A imagem das mãos limpas não é nova: nos anos 1990 a sociedade italiana lançou-se na memorável cruzada das "Mani Pulite" contra juízes corruptos e autoridades ligadas à máfia. A nossa Ficha Limpa é menos ambiciosa: quer apenas sanear os legislativos porque neles começa o círculo vicioso da corrupção. Se candidatos a qualquer função pública são obrigados a apresentar um currículo impecável, aqueles que farão as leis não podem ostentar máculas ou abrigar suspeitas.
Representantes do povo desqualificados só podem produzir sistemas capazes de mantê-los impunes. O círculo virtuoso deve começar pelos que fazem as leis. O acerto desta campanha iniciada pela CNBB está na compreensão de que vereadores, deputados estaduais ou federais e senadores jamais teriam condições – mesmo que o desejassem – de reverter procedimentos imorais tão arraigados.

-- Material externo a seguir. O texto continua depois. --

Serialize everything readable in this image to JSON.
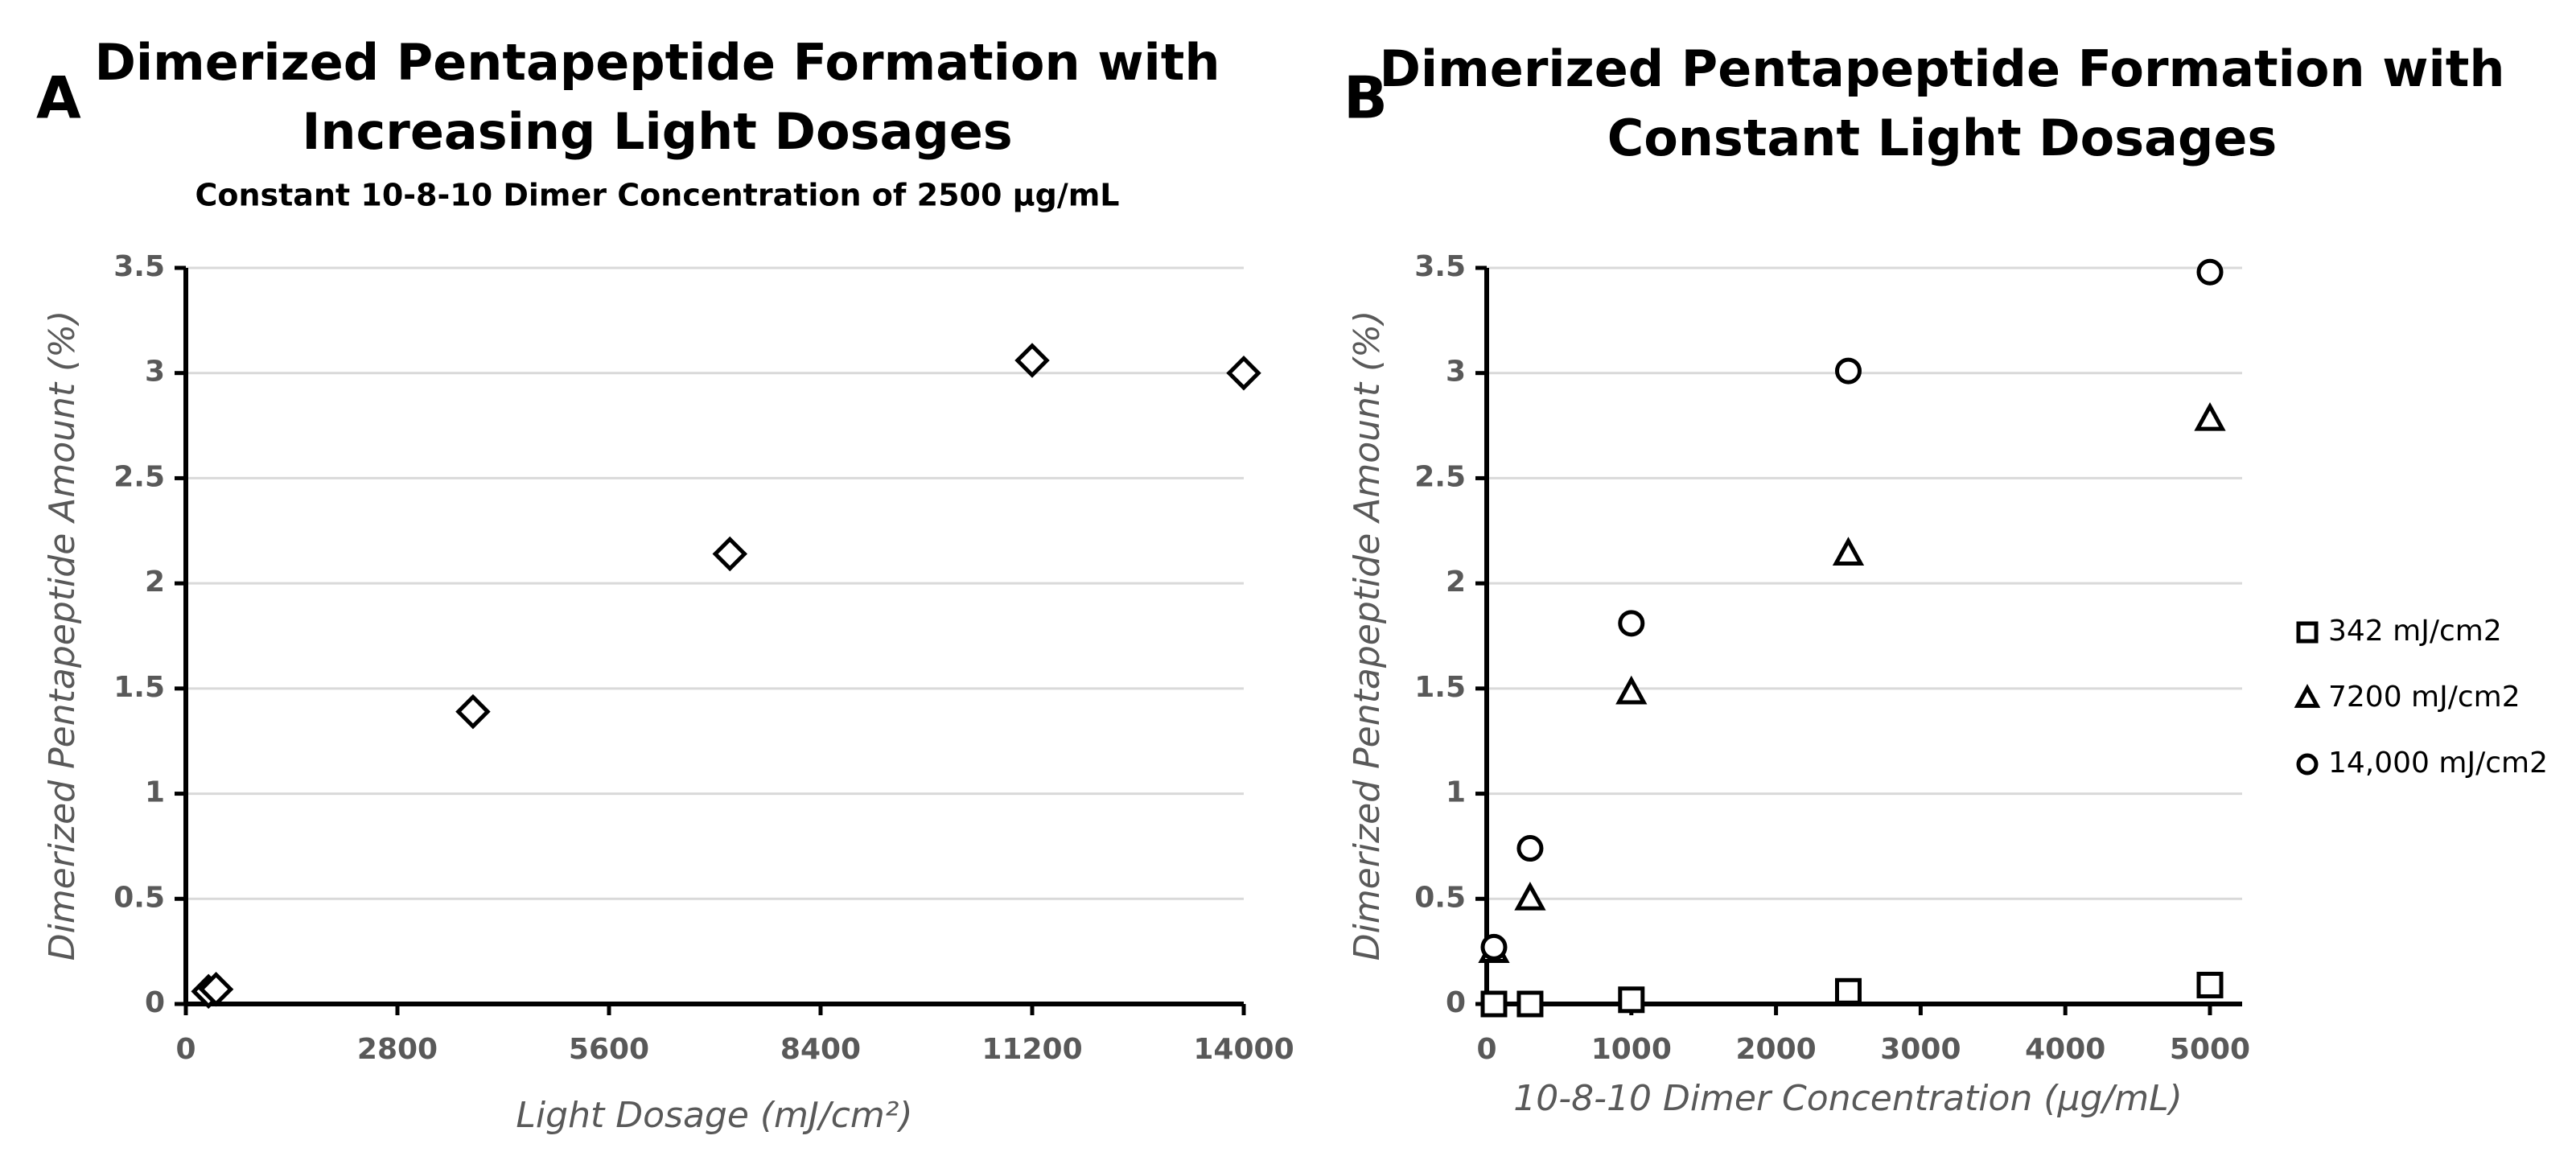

Com rara felicidade soube a mídia detectar e vocalizar o sentimento coletivo. Graças a isso, em menos de dois anos quase dois milhões de assinaturas foram coletadas. Hoje [18/5] o senador Demóstenes Torres, relator do projeto na Comissão de Constituição e Justiça do Senado, confirmou que não vai alterar o texto remetido pela Câmara e prometeu enviá-lo no mesmo dia ao plenário.
Estamos na véspera de um grande momento: aprovada, a ficha limpa lavará a nossa alma.